Jews have always been a very important part of Dutch society and culture, with an extensive Jewish population historically living especially in the Netherlands’ bigger cities such as Amsterdam. It is thus natural that Yiddish words found their way into Amsterdam’s slang, referred to as Bargoens, as well as into standard Dutch. However, this adoption was not a mere transposal of Yiddish words into Dutch. On the contrary, one can detect significant differences in meaning between the Yiddish loanwords in Dutch and the original Yiddish meaning.
In order to understand this discrepancy, it is important to note that the majority of Dutch speakers coming into contact with Yiddish speakers belonged to the lower social classes. Yiddish words were as a consequence regarded as the language of the less educated. Moreover, the Netherlands experienced a significant rise in Yiddish speakers in the early 1930s when many Jews began fleeing Nazi Germany. Many of these semantic changes thus need to be considered within the historical context of a subsequent rise of Nazi rule and propaganda in the Netherlands in the years that followed. Therefore, Yiddish language, associated with the Nazis’ postulated “Jewishness” also gained an additional dimension.
“The Eternal Jew”
Below is a brief list of some examples of words that have been adopted from Yiddish in Dutch. This list of examples should put in relief the differences in meaning that took place very shortly after integration into the Dutch language:
|Yiddish word||Meaning||Dutch word||Meaning|
|Shtike||Silent||Stiekem||Sneaky, nasty, mean|
As can be seen in the table above, I would claim that there are three main themes that surface in the shift of meaning from the Yiddish to the Dutch. For one, all the terms have taken on a pejorative connotation which could be due to the bad standing Jews had in society in the early 20th century. Moreover, one can clearly identify an important theme from Goebbels-induced Nazi propaganda, creating the essentialised caricature of the “sly, sneaky Jew” that is working against the common interest of the nation. And finally, derived from the association of Yiddish words with the lower class as it was the Dutch lower class that mainly adopted Yiddish terms, as well as increased Nazi discourse, there seems to be a sense of criminality and of not wanting well for the community. For instance, someone who is using their hands is stealing, a girl is a prostitute, a house is a jail and a walk transmutes to street prostitution.
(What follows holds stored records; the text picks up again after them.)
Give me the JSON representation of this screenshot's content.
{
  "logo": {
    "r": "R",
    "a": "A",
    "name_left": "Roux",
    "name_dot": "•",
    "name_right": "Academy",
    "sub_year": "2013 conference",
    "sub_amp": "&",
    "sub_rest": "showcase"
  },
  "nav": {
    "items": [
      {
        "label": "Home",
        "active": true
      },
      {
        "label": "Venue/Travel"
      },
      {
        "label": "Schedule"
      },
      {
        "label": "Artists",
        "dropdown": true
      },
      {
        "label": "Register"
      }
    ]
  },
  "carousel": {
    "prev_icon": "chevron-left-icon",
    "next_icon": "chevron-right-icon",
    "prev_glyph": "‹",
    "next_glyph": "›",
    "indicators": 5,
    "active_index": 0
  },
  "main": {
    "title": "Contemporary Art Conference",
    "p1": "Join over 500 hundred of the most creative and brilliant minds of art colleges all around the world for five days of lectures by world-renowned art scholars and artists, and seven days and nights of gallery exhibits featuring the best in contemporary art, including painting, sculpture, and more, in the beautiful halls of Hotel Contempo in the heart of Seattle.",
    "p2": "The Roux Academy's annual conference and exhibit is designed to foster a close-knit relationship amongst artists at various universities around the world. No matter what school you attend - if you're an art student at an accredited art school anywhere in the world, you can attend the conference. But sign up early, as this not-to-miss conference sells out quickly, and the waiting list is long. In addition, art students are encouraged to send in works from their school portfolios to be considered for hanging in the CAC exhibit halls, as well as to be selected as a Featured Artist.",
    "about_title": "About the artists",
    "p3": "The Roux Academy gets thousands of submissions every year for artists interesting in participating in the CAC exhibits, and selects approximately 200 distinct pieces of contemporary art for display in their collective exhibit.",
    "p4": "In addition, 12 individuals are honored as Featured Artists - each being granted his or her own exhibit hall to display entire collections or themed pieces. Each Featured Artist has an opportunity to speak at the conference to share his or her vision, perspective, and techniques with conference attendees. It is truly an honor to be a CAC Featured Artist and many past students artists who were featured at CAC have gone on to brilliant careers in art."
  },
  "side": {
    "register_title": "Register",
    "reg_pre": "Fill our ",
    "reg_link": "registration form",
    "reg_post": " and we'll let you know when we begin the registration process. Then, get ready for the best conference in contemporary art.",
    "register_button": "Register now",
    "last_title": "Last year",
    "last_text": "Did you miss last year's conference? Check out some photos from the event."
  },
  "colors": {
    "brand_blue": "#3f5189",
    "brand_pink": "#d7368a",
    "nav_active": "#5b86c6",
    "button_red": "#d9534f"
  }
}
“The Jew’s God is money. And to earn money, Jews will commit the worst of crimes…”
The study of the adoption of Yiddish in other languages thus teaches us a lot more about the language itself and how it was received due to sociopolitical context. As Oliver Wendell Holmes put it: “A word is not a crystal, transparent and unchanged; it is the skin of a living thought and may vary greatly in color and content according to the circumstances and time in which it is used.” This illustrates the extent to which language, society and culture are intrinsically interrelated. Studying the usage of these words and how they change over time can thus give us an impression of the social, cultural and political meaning of Yiddish in Holland and analogously in many other places in which it was and is in part still spoken. And I believe this is fundamental in understanding Yiddish identity and culture.